Last Monday I started Whole30. If you haven’t heard of Whole30, I’m sure you’ve heard of the “Paleo” Diet. And if you haven’t heard of Paleo, you’ve at least seen a meme of people talking about the latest fad diet they’ve either tried or are currently on. Not to diminish Whole30 as a fad diet, but you know what I mean. Anyway, Whole30 is basically a more intense version of Paleo that lasts for 30 days. It’s no grains, dairy, soy, added sugar, legumes, and alcohol. People use Whole30 to lose weight, obviously, but also to reset their metabolism, learn which foods that may be causing them discomfort, and change their relationship with food.
Ah, relationships with food. I won’t get too far into it because that isn’t the point of this post. But here’s a quick rundown: when I graduated from college and moved home, I noticed that point blank I was chubby. I tried the South Beach Diet in combination with starting to run. One of those lasted for a few weeks, the other I fell in love with and still torture myself with today. When that didn’t work, I stumbled across Tone It Up, and this program spoke to me. A program led by two women whose main goal is in the name: to help women tone up. I purchased their nutrition plan and have essentially been trying to live by the lifestyle for years now: 5 meals a day, eating fruit and carbs in the morning, leaving fats for the afternoon, and eating lean, clean, and green dinners. Sure their stuff can be cheesy, but there are millions of Instagram tags and posts of women who are bonding over a shared goal of getting healthier. I find that the program empowers women and is a safe platform for encouragement and community. The world needs a lot more of that, in my opinion; a space for women to share their insecurities, to know that they are not alone in their struggles with loving and accepting their bodies.

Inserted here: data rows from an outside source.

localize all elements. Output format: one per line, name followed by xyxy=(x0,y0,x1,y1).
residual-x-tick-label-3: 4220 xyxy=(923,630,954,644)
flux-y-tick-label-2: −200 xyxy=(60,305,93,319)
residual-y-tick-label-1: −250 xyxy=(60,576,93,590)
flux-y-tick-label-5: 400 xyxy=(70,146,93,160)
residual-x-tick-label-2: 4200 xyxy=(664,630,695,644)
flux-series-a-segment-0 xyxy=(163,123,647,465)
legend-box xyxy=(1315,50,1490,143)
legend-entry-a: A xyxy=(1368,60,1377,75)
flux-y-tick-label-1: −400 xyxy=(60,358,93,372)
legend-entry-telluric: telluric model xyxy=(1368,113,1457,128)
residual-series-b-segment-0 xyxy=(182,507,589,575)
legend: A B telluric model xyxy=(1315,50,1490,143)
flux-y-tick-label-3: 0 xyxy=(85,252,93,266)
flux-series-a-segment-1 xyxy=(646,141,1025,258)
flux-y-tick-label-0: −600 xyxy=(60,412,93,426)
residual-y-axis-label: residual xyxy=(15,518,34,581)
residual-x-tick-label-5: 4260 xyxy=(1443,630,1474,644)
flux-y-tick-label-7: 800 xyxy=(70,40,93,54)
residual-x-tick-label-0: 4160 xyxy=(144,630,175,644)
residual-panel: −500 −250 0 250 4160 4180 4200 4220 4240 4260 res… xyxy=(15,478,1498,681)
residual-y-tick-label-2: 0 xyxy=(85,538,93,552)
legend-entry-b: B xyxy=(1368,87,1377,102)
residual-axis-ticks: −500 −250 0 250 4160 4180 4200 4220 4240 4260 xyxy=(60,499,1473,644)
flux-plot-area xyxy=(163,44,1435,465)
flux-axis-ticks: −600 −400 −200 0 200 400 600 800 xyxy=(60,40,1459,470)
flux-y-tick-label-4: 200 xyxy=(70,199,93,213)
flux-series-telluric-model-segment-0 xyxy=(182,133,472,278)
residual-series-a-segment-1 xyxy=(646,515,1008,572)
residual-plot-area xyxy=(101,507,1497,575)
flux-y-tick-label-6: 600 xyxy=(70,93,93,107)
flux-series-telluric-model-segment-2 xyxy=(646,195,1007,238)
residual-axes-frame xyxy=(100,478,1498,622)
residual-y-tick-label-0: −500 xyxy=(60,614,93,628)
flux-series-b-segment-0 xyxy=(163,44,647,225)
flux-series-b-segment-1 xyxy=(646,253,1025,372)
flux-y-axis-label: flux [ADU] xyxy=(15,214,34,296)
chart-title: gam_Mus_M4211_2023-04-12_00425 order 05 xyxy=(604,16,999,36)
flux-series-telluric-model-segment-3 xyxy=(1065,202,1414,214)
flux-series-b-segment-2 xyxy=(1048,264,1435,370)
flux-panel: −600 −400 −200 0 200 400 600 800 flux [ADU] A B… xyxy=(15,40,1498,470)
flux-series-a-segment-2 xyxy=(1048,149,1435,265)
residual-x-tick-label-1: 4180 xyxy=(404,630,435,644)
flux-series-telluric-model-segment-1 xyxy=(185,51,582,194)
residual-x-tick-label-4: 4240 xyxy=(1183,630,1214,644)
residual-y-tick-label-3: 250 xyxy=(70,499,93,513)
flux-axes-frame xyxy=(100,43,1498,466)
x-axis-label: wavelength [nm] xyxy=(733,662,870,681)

When Emily moved in last August, we discovered that we both followed Tone It Up, among other things: a shared bond over our love of fitness, yoga, healthy and indulgent cooking, Lululemon, acai bowls, Taylor Swift, etc. We’re sort of the two most basic girls in San Francisco. And it’s lovely.
Flash forward to December, and Emily decided we would be doing Whole 30 in January. I quickly said yes, because over the last few months I’ve gained about 10 pounds. Since the marathon, running has fallen behind and I’ve consistently felt bloated and puffy. I’ve let fun weekends and trips be an excuse to indulge, while not making my health a priority. I’ve wanted this for a while; a reset, some discipline, an accountability partner, and to get back to a healthy place with food again.
So! Week one went great. I’m really proud of my self for outlining all of meals, grocery shopping, and meal prepping on Sundays. I will say, I AM EATING QUINOA! I’m training for the Kaiser Half on February 5th, and I need some sort of carb other than sweet potatoes to fuel my training. However, that is my only deviance form the program, and I feel really great. I feel less bloated, have a ton of energy, and I’m not really missing anything too much. Sure, I had to walk away from my coworker the other day when he had mac and cheese for lunch, and I was eyeing the mint flavored Oreo’s at work today (and I don’t even really like Oreo’s!), but I’ve been able to get over it quickly. It’s all about remembering why you started. Here are some of the meals I ate last week:
Lunch: kale, avocado, whole30 approved mayo with tuna, roasted butternut squash and cauliflower
Dinner Cauliflower rice bowl: cod, roasted butternut squash, and avocado
A dinner my friend Mandy made! Whole30 butter chicken, roasted zucchini and brussels sprouts, salad, and quinoa
Breakfast quinoa bowl: quinoa, sliced almonds, chia seeds, cashew butter, frozen cherries, and unsweetened coconut flakes
Sunday Supper: short ribs, quinoa, and mashed sweet potatoes
I’m planning on following Whole30 until February 5th (or at least not consuming alcohol until then) so I’ll keep you all posted each week!